An excellent source of antioxidants, vitamins A and C, potassium and carotenoids, the tomato is a much-loved vegetable that is great for you. The primary antioxidant is Lycopene, which also gives tomatoes their red color. Make a sauce, salsa or soup and enjoy their health benefits.
Another superfood, sweet potatoes are bursting with fiber, potassium, calcium, vitamin C, carotenoids and antioxidants. With their natural sweetness, they are perfect either baked or roasted. Or try a sweet potato puree.
Nuts are another cancer-fighting superstar, and walnuts are one of the best. Walnuts contain high amounts of antioxidant properties as well as omega-3 fatty acids, Vitamin E, manganese, copper and melatonin. A versatile addition to other foods, chop some walnuts and add to a green salad, vegetable dish or fruit salad.
Wild salmon – as opposed to farmed salmon – is fish caught in its natural environment. Wild salmon is rich in omega-3 fatty acids, that anti-inflammation and cancer-fighting powerhouse. If you can’t find wild salmon, try shrimp, flounder, mackerel or haddock. And make sure it’s wild-caught.
Integrating cancer-fighting foods into your diet
Changing your diet – as well as adopting healthy habits such as regular exercise, maintaining a healthy weight and avoiding cigarettes – can have a profound influence on your health. In addition, try to limit sugar, alcohol, refined carbohydrates and processed foods.
When shopping for food, organic is best. According to the American Medical Association, organic food plays a greater role in lowering cancer risk than non-organic foods. Visiting your local farmers’ market is a great way to get seasonal fresh food, talk with farmers and learn how your food is raised. Even better, start your own garden. This can be a rewarding and fun project for you and your family.
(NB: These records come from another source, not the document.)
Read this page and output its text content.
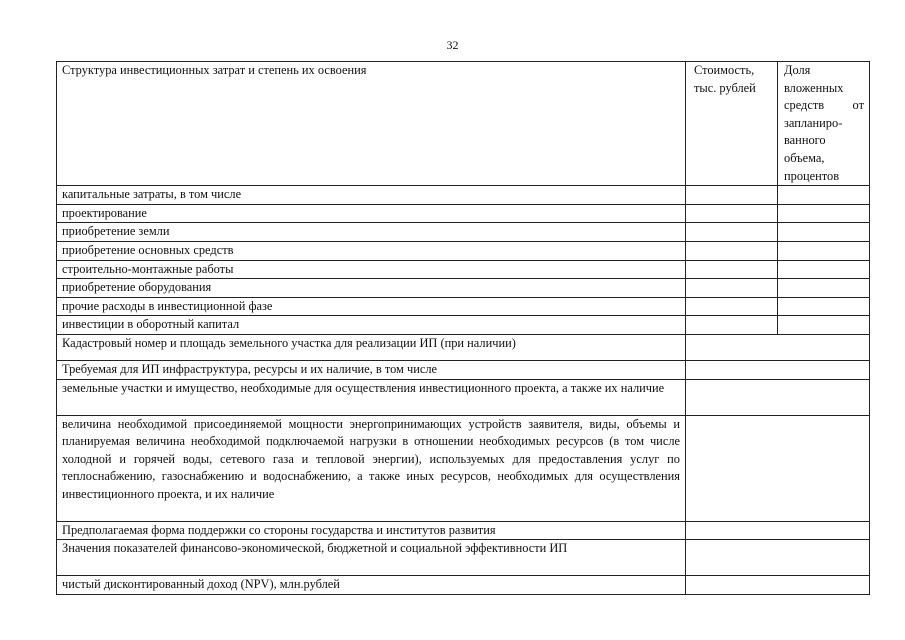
32
Структура инвестиционных затрат и степень их освоения	Стоимость, тыс. рублей	Доля вложенных средств от запланиро-ванного объема, процентов
капитальные затраты, в том числе		
проектирование		
приобретение земли		
приобретение основных средств		
строительно-монтажные работы		
приобретение оборудования		
прочие расходы в инвестиционной фазе		
инвестиции в оборотный капитал		
Кадастровый номер и площадь земельного участка для реализации ИП (при наличии)		
Требуемая для ИП инфраструктура, ресурсы и их наличие, в том числе		
земельные участки и имущество, необходимые для осуществления инвестиционного проекта, а также их наличие		
величина необходимой присоединяемой мощности энергопринимающих устройств заявителя, виды, объемы и планируемая величина необходимой подключаемой нагрузки в отношении необходимых ресурсов (в том числе холодной и горячей воды, сетевого газа и тепловой энергии), используемых для предоставления услуг по теплоснабжению, газоснабжению и водоснабжению, а также иных ресурсов, необходимых для осуществления инвестиционного проекта, и их наличие		
Предполагаемая форма поддержки со стороны государства и институтов развития		
Значения показателей финансово-экономической, бюджетной и социальной эффективности ИП		
чистый дисконтированный доход (NPV), млн.рублей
And don’t forget to look for the local meat, egg and fish vendors while at your farmers’ market. Buy grass-fed meat, pastured eggs and sustainably caught fish to further support your healthy diet.
When preparing food, fresh and simple is better. Try to avoid deep frying, heavy sauces and too much sugar. Does seared salmon with blackberry-date chutney or beet salad with peaches and walnuts sound tempting? The American Institute of Cancer Research offers an inspiring selection of recipes to help you incorporate cancer-preventing foods in your meals.
On a final note, the best approach to behavior change, including adjusting your diet, is to start with small changes and increase over time. This makes it easier for you and your family. A commitment to eating healthier foods and reducing your risk of cancer can improve your sense of well-being and longevity.